Urteil gegen früheren SS-Mann Oskar Gröning:Das letzte Gericht

Der Prozess gegen Oskar Gröning war auch ein Lehr- und Lernprozess. Die Beweisaufnahme gegen den Buchhalter von Auschwitz hat Unruhe erzeugt, die nicht Geschichte werden darf.

Kommentar von Heribert Prantl

Solange die NS-Täter noch leben, müssen sie vor Gericht gestellt werden. Ein solcher Strafprozess wie der gegen Oskar Gröning lehrt mehr als die sorgfältigste Ausstellung; er lehrt mehr als der beste Vortrag und mehr als der beste Unterricht; er ist eindrucksvoller als die eindrucksvollste Führung durch eine KZ-Gedenkstätte.

Der Strafprozess gegen Oskar Gröning war ein Lehr- und Lernprozess. Die Beweisaufnahme gegen den Buchhalter von Auschwitz, der ein Rädchen war im Konzentrationslager, hat die Unruhe erzeugt, die nicht Geschichte werden darf.

Dieser Prozess hat dazu beigetragen, dass die NS-Geschichte nicht einfach ins Regal gestellt werden kann. Es leben noch Täter, es leben noch Opfer - und die Erinnerung daran, wie mitten im 20. Jahrhundert, wie mitten und überall in Europa, wie in einem Land, das sich als aufgeklärt dünkte, das Verbrechen regierte, diese Erinnerung darf nicht sterben.
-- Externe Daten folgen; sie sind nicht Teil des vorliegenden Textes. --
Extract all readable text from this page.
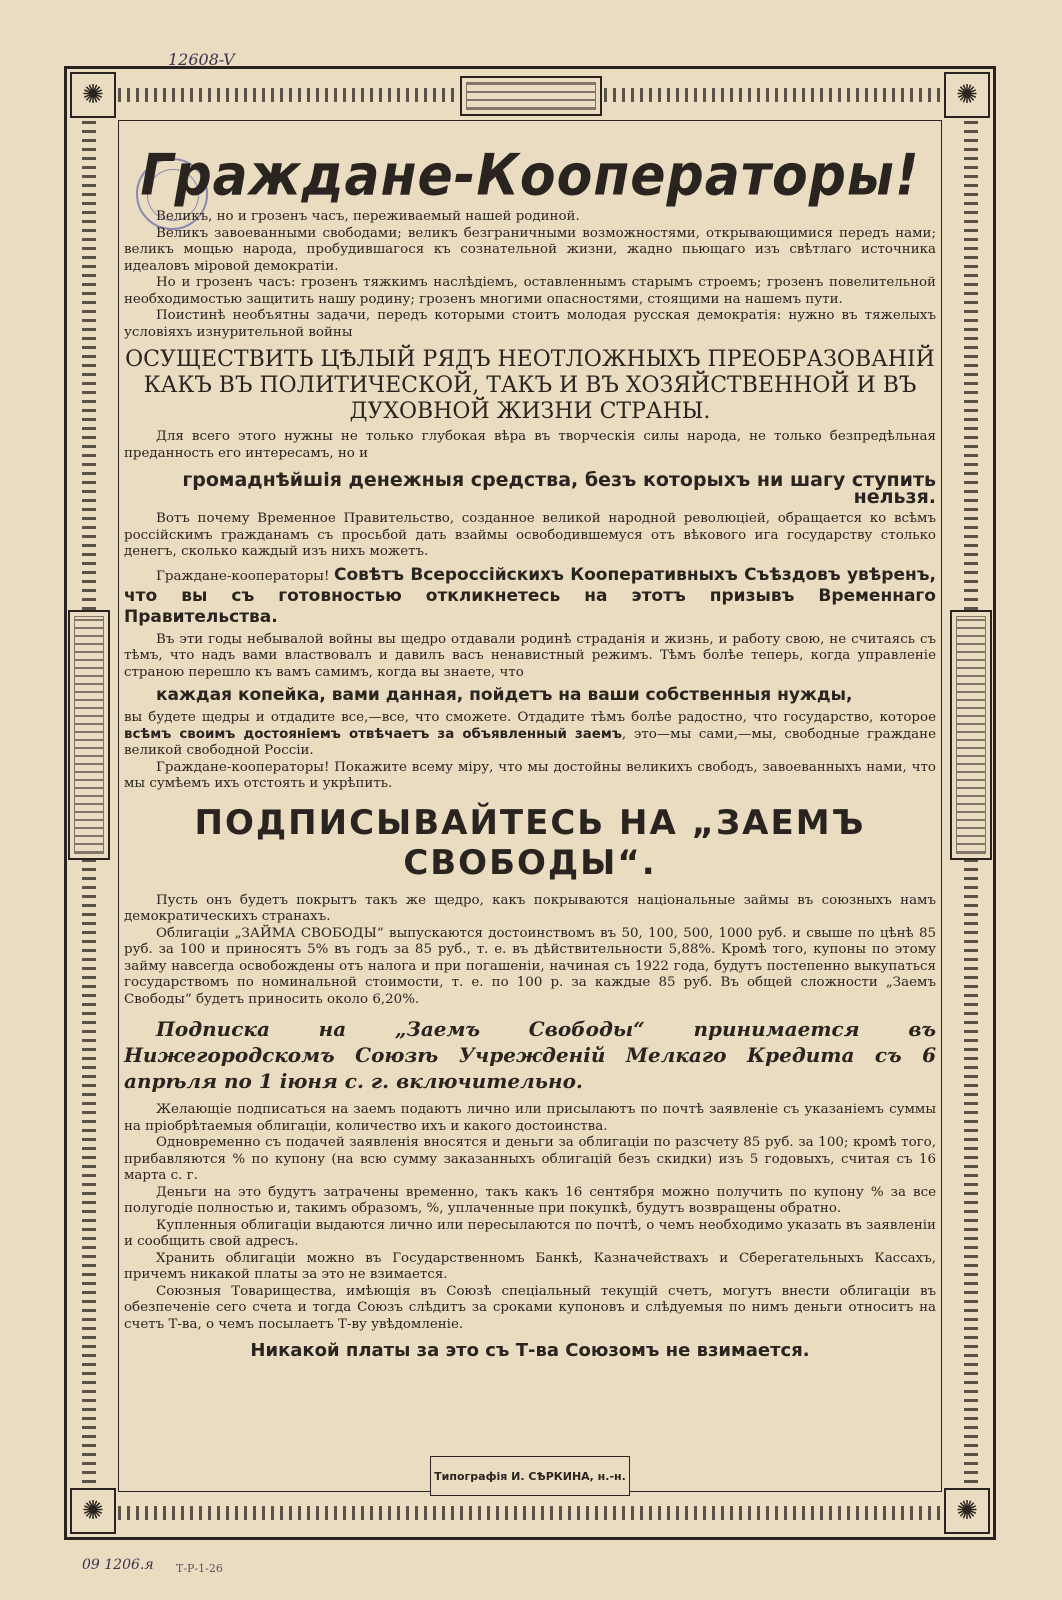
12608-V
✺	✺
✺	✺
Граждане-Кооператоры!

Великъ, но и грозенъ часъ, переживаемый нашей родиной.

Великъ завоеванными свободами; великъ безграничными возможностями, открывающимися передъ нами; великъ мощью народа, пробудившагося къ сознательной жизни, жадно пьющаго изъ свѣтлаго источника идеаловъ міровой демократіи.

Но и грозенъ часъ: грозенъ тяжкимъ наслѣдіемъ, оставленнымъ старымъ строемъ; грозенъ повелительной необходимостью защитить нашу родину; грозенъ многими опасностями, стоящими на нашемъ пути.

Поистинѣ необъятны задачи, передъ которыми стоитъ молодая русская демократія: нужно въ тяжелыхъ условіяхъ изнурительной войны

ОСУЩЕСТВИТЬ ЦѢЛЫЙ РЯДЪ НЕОТЛОЖНЫХЪ ПРЕОБРАЗОВАНІЙ КАКЪ ВЪ ПОЛИТИЧЕСКОЙ, ТАКЪ И ВЪ ХОЗЯЙСТВЕННОЙ И ВЪ ДУХОВНОЙ ЖИЗНИ СТРАНЫ.

Для всего этого нужны не только глубокая вѣра въ творческія силы народа, не только безпредѣльная преданность его интересамъ, но и

громаднѣйшія денежныя средства, безъ которыхъ ни шагу ступить нельзя.

Вотъ почему Временное Правительство, созданное великой народной революціей, обращается ко всѣмъ россійскимъ гражданамъ съ просьбой дать взаймы освободившемуся отъ вѣкового ига государству столько денегъ, сколько каждый изъ нихъ можетъ.

Граждане-кооператоры! Совѣтъ Всероссійскихъ Кооперативныхъ Съѣздовъ увѣренъ, что вы съ готовностью откликнетесь на этотъ призывъ Временнаго Правительства.

Въ эти годы небывалой войны вы щедро отдавали родинѣ страданія и жизнь, и работу свою, не считаясь съ тѣмъ, что надъ вами властвовалъ и давилъ васъ ненавистный режимъ. Тѣмъ болѣе теперь, когда управленіе страною перешло къ вамъ самимъ, когда вы знаете, что

каждая копейка, вами данная, пойдетъ на ваши собственныя нужды,

вы будете щедры и отдадите все,—все, что сможете. Отдадите тѣмъ болѣе радостно, что государство, которое всѣмъ своимъ достояніемъ отвѣчаетъ за объявленный заемъ, это—мы сами,—мы, свободные граждане великой свободной Россіи.

Граждане-кооператоры! Покажите всему міру, что мы достойны великихъ свободъ, завоеванныхъ нами, что мы сумѣемъ ихъ отстоять и укрѣпить.

ПОДПИСЫВАЙТЕСЬ НА „ЗАЕМЪ СВОБОДЫ“.

Пусть онъ будетъ покрытъ такъ же щедро, какъ покрываются національные займы въ союзныхъ намъ демократическихъ странахъ.

Облигаціи „ЗАЙМА СВОБОДЫ“ выпускаются достоинствомъ въ 50, 100, 500, 1000 руб. и свыше по цѣнѣ 85 руб. за 100 и приносятъ 5% въ годъ за 85 руб., т. е. въ дѣйствительности 5,88%. Кромѣ того, купоны по этому займу навсегда освобождены отъ налога и при погашеніи, начиная съ 1922 года, будутъ постепенно выкупаться государствомъ по номинальной стоимости, т. е. по 100 р. за каждые 85 руб. Въ общей сложности „Заемъ Свободы“ будетъ приносить около 6,20%.

Подписка на „Заемъ Свободы“ принимается въ Нижегородскомъ Союзѣ Учрежденій Мелкаго Кредита съ 6 апрѣля по 1 іюня с. г. включительно.

Желающіе подписаться на заемъ подаютъ лично или присылаютъ по почтѣ заявленіе съ указаніемъ суммы на пріобрѣтаемыя облигаціи, количество ихъ и какого достоинства.

Одновременно съ подачей заявленія вносятся и деньги за облигаціи по разсчету 85 руб. за 100; кромѣ того, прибавляются % по купону (на всю сумму заказанныхъ облигацій безъ скидки) изъ 5 годовыхъ, считая съ 16 марта с. г.

Деньги на это будутъ затрачены временно, такъ какъ 16 сентября можно получить по купону % за все полугодіе полностью и, такимъ образомъ, %, уплаченные при покупкѣ, будутъ возвращены обратно.

Купленныя облигаціи выдаются лично или пересылаются по почтѣ, о чемъ необходимо указать въ заявленіи и сообщить свой адресъ.

Хранить облигаціи можно въ Государственномъ Банкѣ, Казначействахъ и Сберегательныхъ Кассахъ, причемъ никакой платы за это не взимается.

Союзныя Товарищества, имѣющія въ Союзѣ спеціальный текущій счетъ, могутъ внести облигаціи въ обезпеченіе сего счета и тогда Союзъ слѣдитъ за сроками купоновъ и слѣдуемыя по нимъ деньги относитъ на счетъ Т-ва, о чемъ посылаетъ Т-ву увѣдомленіе.

Никакой платы за это съ Т-ва Союзомъ не взимается.

Типографія И. СѢРКИНА, н.-н.
09 1206.я Т-Р-1-26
Der Strafprozess gegen Gröning hat die Erinnerung wach gehalten. Er hat einer jungen Generation, für die die Auschwitz-Prozesse und der Streit um die Verjährung von Nazi-Verbrechen Geschichte sind, gelehrt, dass die Verbrechen zwar lang her, aber noch nahe da sind. Der Prozess gegen Gröning hat die ungeheuerlichen Verbrechen greifbar gemacht.

Was läppisch klingen mag, ist nicht läppisch

Er hat es mit sich gebracht, dass ein NS-Angeklagter seine Schuld bekannt hat, seine moralische Schuld wenigstens; das hat es kaum je bei einem dieser Angeklagten gegeben; und dieser Prozess hat es mit sich gebracht, dass Überlebende von Auschwitz in den populären Abend-Talkshows saßen und erzählen konnten. Das mag läppisch klingen, es ist nicht läppisch.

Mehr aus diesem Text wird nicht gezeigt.